One Jar of Magic by Corey Ann Haydu

One Jar of Magic by Corey Ann Haydu

Author:Corey Ann Haydu
Language: eng
Format: epub
Publisher: Katherine Tegen Books
Published: 2020-11-27T00:00:00+00:00


Twenty-Four

The snow is gone by Friday. Some jar of magic has turned the season into spring. I would have liked a few more weeks of sweaters and mittens and hot chocolate. Maybe seasons stay as long as they’re meant to stay and we shouldn’t mess with them. Maybe magic isn’t the only thing that happens for a reason.

Ginger, Maddy, and another girl named Layla all have the same bright pink streaks in their hair. Ginger has a new gray dress that looks like it’s made of something soft and special. I want to touch it. Maddy’s skin looks shinier. Or rosier. Or something-er. They all get A’s on their math homework. I’m pretty sure they even all smell the same, like apples and vanilla, and that they are, somehow, the same height.

“You grew,” I say to Ginger after we get our math homework back. I’m not talking to Ginger, but the words come out anyway. I try to say them in my head, but I’m not very good at keeping things in my head. It would have been a good thing to use magic for. Magic to make my mouth slow down, to make me more careful. Maybe if I had that kind of magic, Ginger and I could be ourselves again.

Maybe, with that kind of magic, my family would be okay.

“I never would have used magic to make me taller,” I say, because I’m not about to say all the other things.

“I didn’t,” Ginger says, but I know she’s lying because she whispers it, and she always whispers when she’s lying. Ginger hates lying, so she does it really quietly.

“Come on,” I say.

“You can’t control what kind of magic you get in your jars,” Ginger says, which isn’t exactly her saying she did in fact use magic to grow, but it kind of really is her saying that.

“You did your hair too.”

It’s common for the youngest capturers to get the silliest magic. That’s how it works. That’s what we’re meant for, I guess.

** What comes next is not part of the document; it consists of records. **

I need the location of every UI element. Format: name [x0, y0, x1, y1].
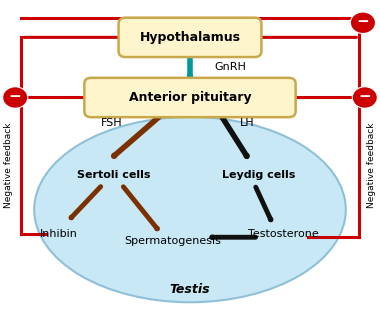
Text: FSH: FSH: [101, 119, 123, 128]
Text: −: −: [358, 89, 371, 104]
Circle shape: [350, 12, 375, 33]
Text: −: −: [356, 14, 369, 29]
Circle shape: [3, 87, 28, 108]
Text: −: −: [9, 89, 22, 104]
Text: Leydig cells: Leydig cells: [222, 171, 295, 180]
Text: Anterior pituitary: Anterior pituitary: [129, 91, 251, 104]
Text: Sertoli cells: Sertoli cells: [77, 171, 151, 180]
Text: LH: LH: [240, 119, 254, 128]
Text: Negative feedback: Negative feedback: [367, 123, 376, 209]
Text: Inhibin: Inhibin: [40, 229, 78, 239]
Text: Testosterone: Testosterone: [248, 229, 318, 239]
Text: Spermatogenesis: Spermatogenesis: [125, 236, 221, 246]
FancyBboxPatch shape: [119, 18, 261, 57]
Text: GnRH: GnRH: [215, 62, 247, 72]
Text: Hypothalamus: Hypothalamus: [139, 31, 241, 44]
FancyBboxPatch shape: [84, 78, 296, 117]
Text: Testis: Testis: [170, 283, 210, 296]
Circle shape: [352, 87, 377, 108]
Ellipse shape: [34, 117, 346, 302]
Text: Negative feedback: Negative feedback: [4, 123, 13, 209]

Then I remember I don’t even have the silliness, I only have my one jar of practically nothing.

That’s all I was meant for, I think. I deserve less than the silliest, smallest things. I am almost worthless.

“We always said we’d do our hair,” Ginger says. “If we got the right kind of magic.”

“Right,” I say. “But I didn’t do it.” I try to make my back as straight as I can, in case Ginger can somehow see all the things I’m thinking. There is magic that helps you know what someone is feeling. It doesn’t usually find someone as young as us, but Ginger is looking at me with a strange new look on her face, so who knows.

“Well, yeah. I mean, I figured you can’t. Unless you think that’s the kind of magic that’s in your jar?”

“Yeah. I mean, I just wouldn’t.”

“So. Right. I have more than one jar. So I can try—”

“You can do anything you want, I guess,” I say.

It seems like a hundred years ago that Ginger and I made our list of the top one hundred things to do with our magic.